Il sera également nécessaire de vérifier l’efficacité des zones interdites à la pêche industrielle, qui seront mises en place autour de tous les États et Territoires insulaires océaniens pour permettre aux communautés locales d’avoir accès aux thonidés.
D’après l’étude, il est également nécessaire d’améliorer davantage l’évaluation des stocks des quatre espèces de thonidés de la région (bonite, thon jaune, thon obèse et germon), tandis que de plus amples observations de la manière dont les écosystèmes où évoluent les thonidés réagissent à la pression de pêche, à la variabilité climatique et aux effets du changement climatique permettront d’améliorer les connaissances sur la distribution et l’abondance des thonidés et de préserver le rôle que jouent ces précieuses ressources dans la sécurité économique et alimentaire du Pacifique.
En collaboration avec les pouvoirs publics de la région et d’autres partenaires potentiels, la CPS réfléchit désormais aux investissements à engager pour accroître de manière conséquente le nombre de DCP côtiers et établir les petites entreprises et infrastructures requises pour la distribution des thonidés de deuxième catégorie et des prises accessoires que les senneurs transbordent dans les ports régionaux.
Contacts médias : Jean-Noël Royer, Assistant chargé de la communication à la CPS, à l’adresse [email protected] ou par téléphone au (+687) 87 70 63.
Johann Bell, Université de Wollogong, à l’adresse [email protected] ou par téléphone au +61 412 657 319
Notes aux rédactions
Les poissons récifaux du Pacifique comprennent, entre autres, le perroquet, les empereurs, les vivaneaux, les mérous et les chirurgiens.

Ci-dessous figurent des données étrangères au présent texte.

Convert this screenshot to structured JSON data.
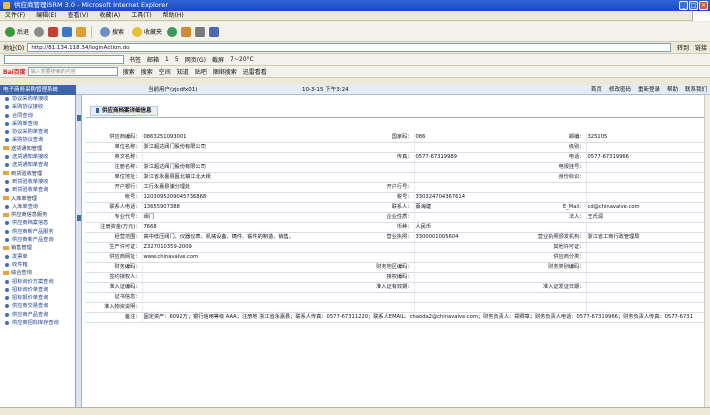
{
  "window": {
    "title": "供应商管理iSRM 3.0 - Microsoft Internet Explorer",
    "buttons": [
      "_",
      "□",
      "×"
    ]
  },
  "menu": [
    "文件(F)",
    "编辑(E)",
    "查看(V)",
    "收藏(A)",
    "工具(T)",
    "帮助(H)"
  ],
  "toolbar": {
    "back": "后退",
    "search": "搜索",
    "favorites": "收藏夹",
    "address_label": "地址(D)",
    "address": "http://81.134.118.34/loginAction.do",
    "go": "转到",
    "links": "链接"
  },
  "toolbar2": {
    "items": [
      "书签",
      "邮箱",
      "1",
      "5",
      "网页(G)",
      "截屏",
      "7~20°C"
    ]
  },
  "toolbar3": {
    "baidu": "Bai百度",
    "search_placeholder": "输入想要搜索的内容",
    "items": [
      "搜索",
      "搜索",
      "空间",
      "知道",
      "贴吧",
      "捆绑搜索",
      "迅雷看看"
    ]
  },
  "app": {
    "sidebar_title": "电子商务采购管理系统",
    "user": "当前用户(zjcdfx01)",
    "time": "10-3-15 下午3:24",
    "nav": [
      "首页",
      "修改密码",
      "重新登录",
      "帮助",
      "联系我们"
    ]
  },
  "sidebar": [
    {
      "type": "item",
      "label": "协议采购单接收"
    },
    {
      "type": "item",
      "label": "采购协议接收"
    },
    {
      "type": "item",
      "label": "合同查询"
    },
    {
      "type": "item",
      "label": "采购单查询"
    },
    {
      "type": "item",
      "label": "协议采购单查询"
    },
    {
      "type": "item",
      "label": "采购协议查询"
    },
    {
      "type": "group",
      "label": "送货通知管理"
    },
    {
      "type": "item",
      "label": "送货通知单接收"
    },
    {
      "type": "item",
      "label": "送货通知单查询"
    },
    {
      "type": "group",
      "label": "到货验收管理"
    },
    {
      "type": "item",
      "label": "到货验收单接收"
    },
    {
      "type": "item",
      "label": "到货验收单查询"
    },
    {
      "type": "group",
      "label": "入库单管理"
    },
    {
      "type": "item",
      "label": "入库单查询"
    },
    {
      "type": "group",
      "label": "供应商信息服务"
    },
    {
      "type": "item",
      "label": "供应商档案信息"
    },
    {
      "type": "item",
      "label": "供应商新产品服务"
    },
    {
      "type": "item",
      "label": "供应商新产品查询"
    },
    {
      "type": "group",
      "label": "销售管理"
    },
    {
      "type": "item",
      "label": "发票单"
    },
    {
      "type": "item",
      "label": "收件箱"
    },
    {
      "type": "group",
      "label": "综合查询"
    },
    {
      "type": "item",
      "label": "招标询价方案查询"
    },
    {
      "type": "item",
      "label": "招标询价单查询"
    },
    {
      "type": "item",
      "label": "招标报价单查询"
    },
    {
      "type": "item",
      "label": "供应商交易查询"
    },
    {
      "type": "item",
      "label": "供应商产品查询"
    },
    {
      "type": "item",
      "label": "供应商招标库存查询"
    }
  ],
  "page": {
    "breadcrumb": "供应商档案详细信息"
  },
  "form": [
    [
      [
        "供应商编码：",
        "0863251093001"
      ],
      [
        "国家码：",
        "086"
      ],
      [
        "邮编：",
        "325105"
      ]
    ],
    [
      [
        "单位名称：",
        "浙江超达阀门股份有限公司"
      ],
      [
        "",
        ""
      ],
      [
        "级别：",
        ""
      ]
    ],
    [
      [
        "英文名称：",
        ""
      ],
      [
        "传真：",
        "0577-67319989"
      ],
      [
        "电话：",
        "0577-67319966"
      ]
    ],
    [
      [
        "注册名称：",
        "浙江超达阀门股份有限公司"
      ],
      [
        "",
        ""
      ],
      [
        "电报挂号：",
        ""
      ]
    ],
    [
      [
        "单位地址：",
        "浙江省永嘉县瓯北镇江北大街"
      ],
      [
        "",
        ""
      ],
      [
        "身份标识：",
        ""
      ]
    ],
    [
      [
        "开户银行：",
        "工行永嘉县浦分理处"
      ],
      [
        "开户行号：",
        ""
      ],
      [
        "",
        ""
      ]
    ],
    [
      [
        "帐号：",
        "1203095209045736868"
      ],
      [
        "税号：",
        "330324704367614"
      ],
      [
        "",
        ""
      ]
    ],
    [
      [
        "联系人电话：",
        "13655907388"
      ],
      [
        "联系人：",
        "蔡海建"
      ],
      [
        "E_Mail：",
        "cd@chinavalve.com"
      ]
    ],
    [
      [
        "专业代号：",
        "阀门"
      ],
      [
        "企业性质：",
        ""
      ],
      [
        "法人：",
        "王氏润"
      ]
    ],
    [
      [
        "注册资金(万元)：",
        "7668"
      ],
      [
        "币种：",
        "人民币"
      ],
      [
        "",
        ""
      ]
    ],
    [
      [
        "经营范围：",
        "高中低压阀门、仪器仪表、机械设备、铸件、锻件的制造、销售。"
      ],
      [
        "营业执照：",
        "3300001005604"
      ],
      [
        "营业执照颁发机构：",
        "浙江省工商行政管理局"
      ]
    ],
    [
      [
        "生产许可证：",
        "Z327010359-2009"
      ],
      [
        "",
        ""
      ],
      [
        "其他许可证：",
        ""
      ]
    ],
    [
      [
        "供应商网址：",
        "www.chinavalve.com"
      ],
      [
        "",
        ""
      ],
      [
        "供应商分类：",
        ""
      ]
    ],
    [
      [
        "财务编码：",
        ""
      ],
      [
        "财务地区编码：",
        ""
      ],
      [
        "财务类别编码：",
        ""
      ]
    ],
    [
      [
        "签约授权人：",
        ""
      ],
      [
        "授权编码：",
        ""
      ],
      [
        "",
        ""
      ]
    ],
    [
      [
        "准入证编码：",
        ""
      ],
      [
        "准入证有效期：",
        ""
      ],
      [
        "准入证发证日期：",
        ""
      ]
    ],
    [
      [
        "证书信息：",
        ""
      ],
      [
        "",
        ""
      ],
      [
        "",
        ""
      ]
    ],
    [
      [
        "准入物资说明：",
        ""
      ],
      [
        "",
        ""
      ],
      [
        "",
        ""
      ]
    ],
    [
      [
        "备注：",
        "固定资产：6092万；银行信用等级 AAA；注册地 浙江省永嘉县；联系人传真：0577-67311220；联系人EMAIL：chaoda2@chinavalve.com；财务负责人：郑卿章；财务负责人电话：0577-67319966；财务负责人传真：0577-6731"
      ]
    ]
  ],
  "colors": {
    "title": "#1d4bbd",
    "sidebar_head": "#3f64a8",
    "link": "#1f3f8a"
  }
}
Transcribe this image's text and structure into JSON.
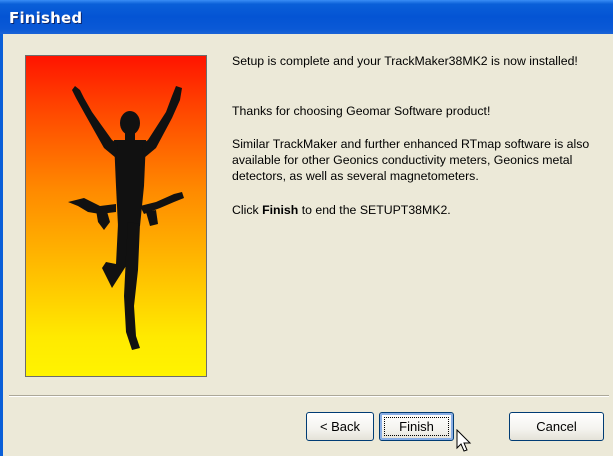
{
  "window": {
    "title": "Finished"
  },
  "banner": {
    "icon": "celebrating-person-silhouette"
  },
  "content": {
    "line1": "Setup is complete and your TrackMaker38MK2 is now installed!",
    "line2": "Thanks for choosing Geomar Software product!",
    "line3": "Similar TrackMaker and further enhanced RTmap software is also available for other Geonics conductivity meters, Geonics metal detectors, as well as several magnetometers.",
    "line4_prefix": "Click ",
    "line4_bold": "Finish",
    "line4_suffix": " to end the SETUPT38MK2."
  },
  "buttons": {
    "back": "< Back",
    "finish": "Finish",
    "cancel": "Cancel"
  },
  "colors": {
    "titlebar": "#0454d4",
    "dialog_bg": "#ece9d8",
    "banner_top": "#ff1400",
    "banner_bottom": "#fff400"
  }
}
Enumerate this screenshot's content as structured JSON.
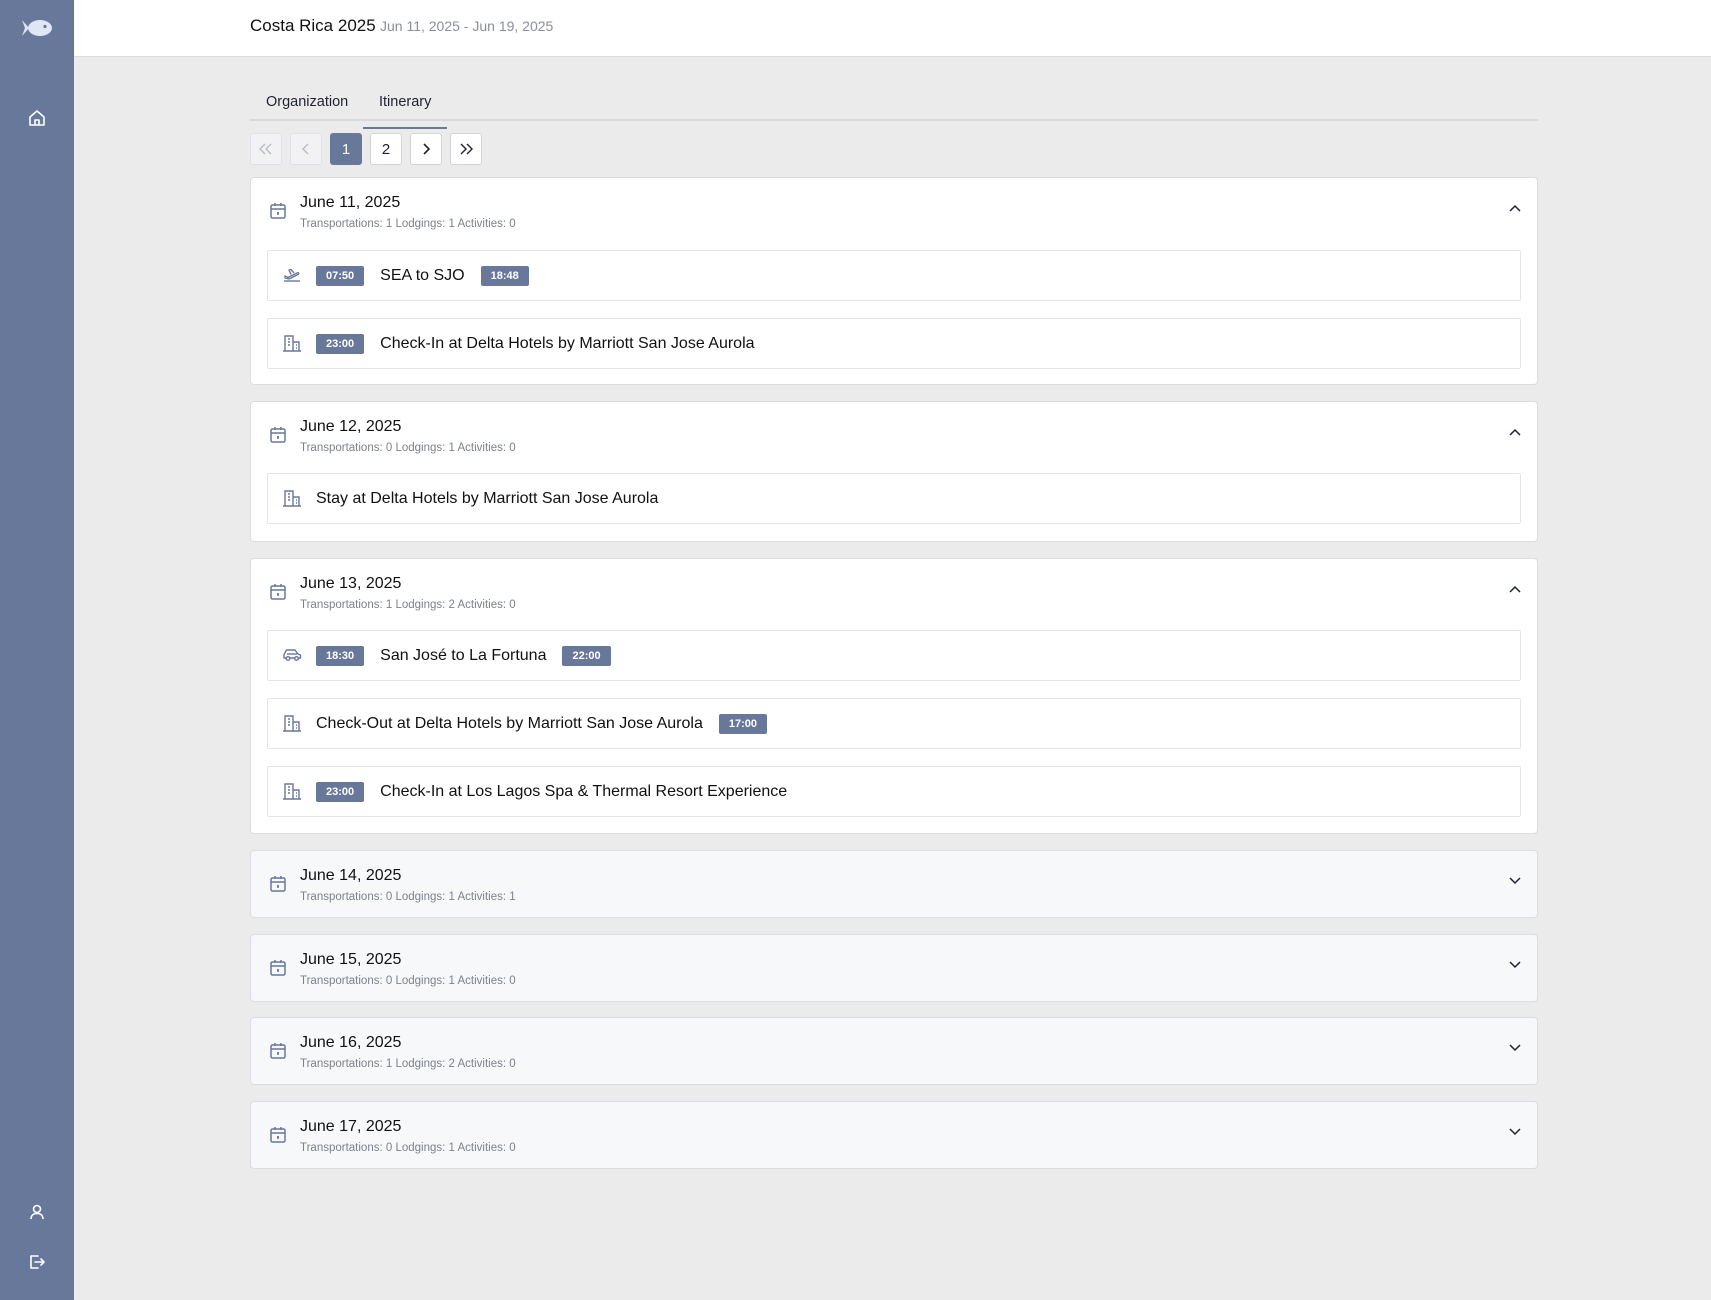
{
  "header": {
    "title": "Costa Rica 2025",
    "dates": "Jun 11, 2025 - Jun 19, 2025"
  },
  "sidebar": {
    "logo": "fish-logo",
    "items": [
      "home-icon",
      "user-icon",
      "logout-icon"
    ]
  },
  "tabs": [
    {
      "label": "Organization"
    },
    {
      "label": "Itinerary",
      "active": true
    }
  ],
  "pagination": {
    "first": "«",
    "prev": "‹",
    "pages": [
      "1",
      "2"
    ],
    "current": "1",
    "next": "›",
    "last": "»"
  },
  "days": [
    {
      "date": "June 11, 2025",
      "stats": "Transportations: 1  Lodgings: 1  Activities: 0",
      "items": [
        {
          "icon": "plane-takeoff-icon",
          "start": "07:50",
          "text": "SEA to SJO",
          "end": "18:48"
        },
        {
          "icon": "hotel-icon",
          "start": "23:00",
          "text": "Check-In at Delta Hotels by Marriott San Jose Aurola"
        }
      ]
    },
    {
      "date": "June 12, 2025",
      "stats": "Transportations: 0  Lodgings: 1  Activities: 0",
      "items": [
        {
          "icon": "hotel-icon",
          "text": "Stay at Delta Hotels by Marriott San Jose Aurola"
        }
      ]
    },
    {
      "date": "June 13, 2025",
      "stats": "Transportations: 1  Lodgings: 2  Activities: 0",
      "items": [
        {
          "icon": "car-icon",
          "start": "18:30",
          "text": "San José to La Fortuna",
          "end": "22:00"
        },
        {
          "icon": "hotel-icon",
          "text": "Check-Out at Delta Hotels by Marriott San Jose Aurola",
          "end": "17:00"
        },
        {
          "icon": "hotel-icon",
          "start": "23:00",
          "text": "Check-In at Los Lagos Spa & Thermal Resort Experience"
        }
      ]
    },
    {
      "date": "June 14, 2025",
      "stats": "Transportations: 0  Lodgings: 1  Activities: 1"
    },
    {
      "date": "June 15, 2025",
      "stats": "Transportations: 0  Lodgings: 1  Activities: 0"
    },
    {
      "date": "June 16, 2025",
      "stats": "Transportations: 1  Lodgings: 2  Activities: 0"
    },
    {
      "date": "June 17, 2025",
      "stats": "Transportations: 0  Lodgings: 1  Activities: 0"
    }
  ]
}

Deux des quatre espèces de thonidés de la région (le thon jaune et la bonite) se trouvent régulièrement assez proches de la côte pour être capturées par des artisans pêcheurs qui ciblent habituellement les récifs coralliens. Cependant, ces espèces sont généralement difficiles à capturer si aucun Dispositif de Concentration du Poisson (DCP) n’est installé.
Le terme « côtier » fait référence à l’endroit où sont placés les DCP au profit des petits pêcheurs, à savoir dans des eaux profondes à l’extérieur des récifs, mais à quelques kilomètres de la côte où ils sont accessibles aux pêcheurs opérant depuis des petits bateaux.
Qu’est-ce qu’un DCP et comment sont-ils utilisés ? Les thonidés et d’autres grands poissons océaniques sont attirés par les objets flottants, par exemple le bois flotté, pour des raisons qui demeurent méconnues. Les thonidés évoluent autour de ces objets flottants pendant deux à trois jours avant de poursuivre leur toue. Les DCP reproduisent cet effet : ils sont dotés d’une bouée en surface sous laquelle on suspend un matériau (habituellement un filet ou une toile à ombrer, mais aussi des feuilles de coco dans certains villages). Il est plus aisé pour les petits pêcheurs côtiers de prendre des thonidés lorsqu’ils sont concentrés autour des DCP.